Pierre-Franck Chevet, président-directeur général d'IFP Énergies Nouvelles :

Divers documents vous sont présentés et les réponses au questionnaire donneront des éléments chiffrés sur les hydrocarbures. Mon propos se concentrera sur la transition énergétique.

En créant et en relocalisant de l'emploi local, tout en offrant une énergie verte à notre pays, la transition énergétique contribue à la souveraineté de la France qui semble constituer actuellement un enjeu partagé.

Rappelons en premier lieu que la France est moins dépendante sur le plan énergétique que d'autres pays. En effet, le programme nucléaire nous permet de disposer d'une source d'énergie. Le parc de production d'électricité, qui fournit 70 à 80 % du mix électrique, contribue à notre souveraineté. J'ai été président de l'Autorité de sûreté nucléaire (ASN), et je suis conscient que dans les circonstances actuelles, le programme nucléaire est moins efficace qu'auparavant. Cependant, la situation est liée à des facteurs conjoncturels.

De nombreuses dispositions ont été prises lors de l'ouverture à la concurrence des marchés de l'énergie afin de contribuer à la sécurité de l'approvisionnement. Je pense notamment aux stocks stratégiques en matière pétrolière et aux obligations des opérateurs d'assurer un stock de gaz pour l'hiver. Ces mesures vont dans le bon sens, bien que la France reste presque intégralement dépendante en matière pétrolière.

Nos travaux s'appuient sur les données de l'Agence internationale de l'énergie (AIE), qui fournit un important travail d'accompagnement des pays afin d'exposer différentes solutions technologiques. L'AIE propose notamment plusieurs scénarios de baisse des émissions de CO2. Le premier indique qu'en tenant compte des politiques actuellement menées, l'augmentation de la température devrait s'élever à environ 2,7 degrés, soit une hausse supérieure au 1,5 degré visé. Le second scénario de l'AIE prend en considération les engagements des pays pour l'avenir, comme l'objectif de neutralité carbone en 2050 pour l'Europe. La Chine, émetteur important, s'est également engagée à atteindre la neutralité en 2060, tandis que l'Inde, sous condition d'y être aidée, vise cet objectif pour 2050. Selon ce second scénario, l'augmentation prévisionnelle de la température s'élèverait à 2,1 degrés.

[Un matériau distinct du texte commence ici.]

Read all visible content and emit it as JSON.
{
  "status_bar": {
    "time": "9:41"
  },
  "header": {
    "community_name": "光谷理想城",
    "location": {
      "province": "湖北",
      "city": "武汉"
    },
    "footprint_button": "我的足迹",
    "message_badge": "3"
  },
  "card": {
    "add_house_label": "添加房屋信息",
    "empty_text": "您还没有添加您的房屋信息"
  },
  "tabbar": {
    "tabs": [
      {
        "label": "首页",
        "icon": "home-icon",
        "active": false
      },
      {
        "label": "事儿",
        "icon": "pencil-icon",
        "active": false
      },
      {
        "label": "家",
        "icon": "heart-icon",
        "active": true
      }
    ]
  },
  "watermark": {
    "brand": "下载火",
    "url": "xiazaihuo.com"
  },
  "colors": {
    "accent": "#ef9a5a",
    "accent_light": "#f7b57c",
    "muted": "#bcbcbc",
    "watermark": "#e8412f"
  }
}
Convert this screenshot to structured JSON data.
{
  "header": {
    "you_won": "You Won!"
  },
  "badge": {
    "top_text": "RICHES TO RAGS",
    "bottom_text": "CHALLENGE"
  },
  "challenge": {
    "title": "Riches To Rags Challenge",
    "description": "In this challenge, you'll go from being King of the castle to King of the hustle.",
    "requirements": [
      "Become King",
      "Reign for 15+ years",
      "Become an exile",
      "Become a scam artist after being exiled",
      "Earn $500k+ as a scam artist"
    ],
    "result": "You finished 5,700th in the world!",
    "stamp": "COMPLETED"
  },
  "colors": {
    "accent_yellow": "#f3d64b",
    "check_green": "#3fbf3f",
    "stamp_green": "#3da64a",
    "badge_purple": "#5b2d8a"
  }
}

Toutefois, pour la première fois depuis longtemps, les investissements dans les énergies propres ont assez largement dépassé les investissements dans les hydrocarbures à l'échelle mondiale. Un mouvement collectif vers la transition énergétique est en cours, même si nous restons encore très éloignés de notre cible. En effet, pour atteindre cette dernière, une multiplication par quatre des investissements dans les énergies propres serait nécessaire.

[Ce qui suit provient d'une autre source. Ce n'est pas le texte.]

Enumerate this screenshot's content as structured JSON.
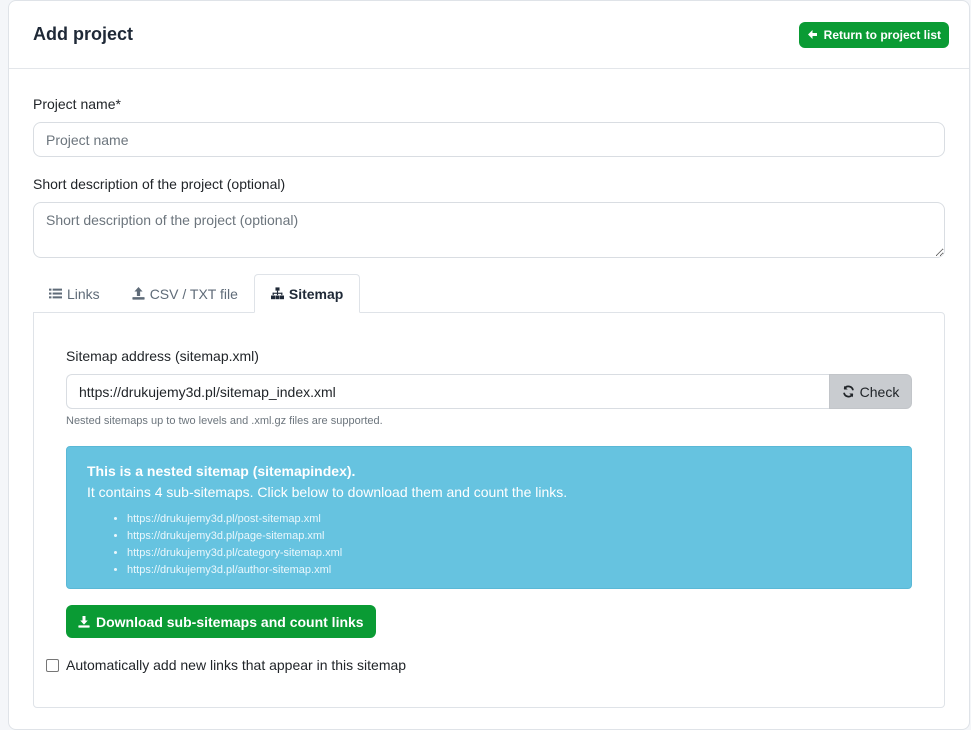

L'AIE défend plusieurs préconisations pour accélérer la transition. Il n'existe pas de solution magique à la crise climatique, mais une pluralité de leviers peut être activée. Le premier est la sobriété et l'efficacité énergétiques, qui représentent selon l'AIE un peu plus de 10 % de l'effort à fournir. Les véhicules électriques constituent un élément non négligeable de ce panel de solutions, dont l'hydrogène fait partie, au même titre que le solaire et l'éolien ou que les biocarburants à l'horizon 2050. Enfin, les énergies renouvelables autres que le solaire et l'éolien devront être mobilisées. La géothermie, sur laquelle travaille le BRGM, représenterait environ 6 % du mix énergétique de 2050. Le nucléaire aurait vocation à doubler à échelle mondiale pour atteindre 12 %. Les solutions de captage et le stockage du CO2 (CCUS) représentent enfin une partie significative des procédés à déployer pour la transition énergétique, notamment dans le but de décarboner l'industrie. Toutefois, le CCUS peut aussi servir dans la production d'électricité, notamment par gaz.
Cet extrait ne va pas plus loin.